Yes, Baker recorded Didon's scenes from "Va, ma sœur…" to the end of the opera in the late 1960s. Very grand in line and conception and, perhaps surprisingly, rather fiery in execution. The conductor, though, pays no attention to the changing tempo indications in the "Je vais mourir" section and so undoes its Berliozian bizarrerie.
I don't care what anyone says, for sheer sonic grandeur, textual punch, and tragic majesty, no one delivers this scene more completely than Jessye Norman.
Not even LHL? On the latter two counts, in any case?
And all this time, I thought it was Der Komponist...
Chalk it up to the many things I am so wrong about in opera.
I want Purcell's Dildo in Anus set in High School. Belinda is so the not quite popular enough Best Friend. The Witch is so Dido's once upon a time best friend who was replaced by Belinda. And Aeneas is so the hot new transfer.
Hojoto
Argh, I was afraid you were going to ask that! LHL's Didon is seared in my memory and fills me with wonder. I don't know how she made this role work for her, in the Met of all places. I knew it would be interesting but never imagined it could be as satisfying and complete as it was. Her Didon had a simplicity and unadorned honesty, an essential quality that is just not achievable by mere mortal singers. Her performance and Jessye's are kind of polar opposites, not just Stimm v. Kunst, since they both really have plenty of both. Just utterly different artistic approaches that together point to an ideal.
My ideal has just slightly more Jessye in it than Lorraine. Jessye has more in her arsenal in terms of vocal gesture and the means to convey the heroine's range of moods.
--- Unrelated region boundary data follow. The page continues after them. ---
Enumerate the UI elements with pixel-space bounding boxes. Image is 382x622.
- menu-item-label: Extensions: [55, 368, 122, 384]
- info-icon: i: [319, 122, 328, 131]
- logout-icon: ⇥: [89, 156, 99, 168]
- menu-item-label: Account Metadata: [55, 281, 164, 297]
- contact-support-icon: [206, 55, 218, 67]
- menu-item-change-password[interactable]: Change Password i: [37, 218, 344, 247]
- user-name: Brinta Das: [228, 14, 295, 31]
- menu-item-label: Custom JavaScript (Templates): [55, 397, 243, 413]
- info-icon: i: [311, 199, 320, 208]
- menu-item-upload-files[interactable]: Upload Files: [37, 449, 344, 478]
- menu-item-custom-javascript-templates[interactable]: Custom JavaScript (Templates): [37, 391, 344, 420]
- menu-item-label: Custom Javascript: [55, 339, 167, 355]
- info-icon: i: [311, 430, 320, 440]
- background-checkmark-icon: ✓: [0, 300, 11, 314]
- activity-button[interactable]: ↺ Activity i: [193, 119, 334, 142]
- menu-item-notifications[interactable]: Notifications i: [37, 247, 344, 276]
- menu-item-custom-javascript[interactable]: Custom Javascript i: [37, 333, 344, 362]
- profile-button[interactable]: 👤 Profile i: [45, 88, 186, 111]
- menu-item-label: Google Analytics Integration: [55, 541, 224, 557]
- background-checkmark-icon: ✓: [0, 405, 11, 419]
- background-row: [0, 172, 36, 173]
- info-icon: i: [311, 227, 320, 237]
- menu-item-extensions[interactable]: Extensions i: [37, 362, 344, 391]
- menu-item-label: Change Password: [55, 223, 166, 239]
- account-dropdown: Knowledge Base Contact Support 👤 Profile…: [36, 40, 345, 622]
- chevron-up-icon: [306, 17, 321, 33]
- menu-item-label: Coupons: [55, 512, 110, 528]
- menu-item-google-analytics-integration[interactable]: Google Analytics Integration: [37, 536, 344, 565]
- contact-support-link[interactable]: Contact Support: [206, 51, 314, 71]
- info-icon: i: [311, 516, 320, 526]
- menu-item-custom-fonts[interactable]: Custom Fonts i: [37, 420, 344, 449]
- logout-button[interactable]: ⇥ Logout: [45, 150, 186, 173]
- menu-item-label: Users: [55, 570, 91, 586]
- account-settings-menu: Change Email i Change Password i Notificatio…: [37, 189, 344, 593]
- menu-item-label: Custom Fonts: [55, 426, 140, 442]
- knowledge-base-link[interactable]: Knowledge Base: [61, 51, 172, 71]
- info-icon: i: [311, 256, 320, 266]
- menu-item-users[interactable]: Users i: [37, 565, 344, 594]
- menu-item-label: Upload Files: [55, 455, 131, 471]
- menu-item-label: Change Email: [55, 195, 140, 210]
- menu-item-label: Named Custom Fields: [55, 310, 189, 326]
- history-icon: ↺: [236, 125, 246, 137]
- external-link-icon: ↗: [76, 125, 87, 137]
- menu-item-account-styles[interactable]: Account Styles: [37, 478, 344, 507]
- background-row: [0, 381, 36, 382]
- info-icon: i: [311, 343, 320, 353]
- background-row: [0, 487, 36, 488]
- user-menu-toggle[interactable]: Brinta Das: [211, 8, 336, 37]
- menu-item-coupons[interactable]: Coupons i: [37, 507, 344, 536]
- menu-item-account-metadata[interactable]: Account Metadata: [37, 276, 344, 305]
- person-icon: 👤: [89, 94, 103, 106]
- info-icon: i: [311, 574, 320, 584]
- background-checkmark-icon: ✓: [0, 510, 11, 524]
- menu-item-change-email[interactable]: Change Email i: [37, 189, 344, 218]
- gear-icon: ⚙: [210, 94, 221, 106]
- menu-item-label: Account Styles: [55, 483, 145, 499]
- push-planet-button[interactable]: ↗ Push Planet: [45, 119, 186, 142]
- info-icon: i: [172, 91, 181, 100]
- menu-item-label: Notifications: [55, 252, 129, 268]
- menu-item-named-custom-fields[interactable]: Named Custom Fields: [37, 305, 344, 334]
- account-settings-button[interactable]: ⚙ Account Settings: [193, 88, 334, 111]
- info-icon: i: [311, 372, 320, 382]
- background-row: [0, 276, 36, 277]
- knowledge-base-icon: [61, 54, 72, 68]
Her way with phrases like "tu prépares ta fuite" or "les membres de son fils en un hideux festin" or "je ne vous verrai plus, ma carrière est finie" or "Vénus, rends-moi ton fils" or "J'entends déjà tonner son nom vainqueur! Hannibal! Hannibal!" ... well, it's not just opera, it's classical tragédie in the grand manner. And anyone who only knows her latter-day persona really must hear her Didon b'cast to understand what she could achieve when she was able to bring all her gifts to bear.
Mezzo: d'oh!! Russian occasionally wrecks me that way. Kompozitor. I swear, you'd think I didn't edit this thing, largely because I don't.
Re: Cebotari. I "think" u may be thinking of Tiana Lemnitz. She's the one I've always heard thrown about as THE Nazi diva. There's a wild Tosca from Berlin 1944 or 1945 with Lemnitz and u can practically hear the bombs falling, and the desperation in all of their voices. Chilling in so many ways.
Maury, it wouldn't have mattered, because I thought you were talking about Ariadne, which isn't in Russian. Once more I show my ignorace. Doesn't anyone have a dollar to stuff in a girl's g-string when she shows that?
MezzoG: then I should be the richest of all. No, but really, the mistake was mine. The role, as you said, is der Komponist. Because my Russian is thirty times better than my German, I mentally plunked in the Russian word instead.
I have too too many comments for this one, just have to say (1) Lorraine wins (2) I didn't even notice the Russian/ German switcheroo and (3) I guess Sieglinde would have to be ... what? the class slut?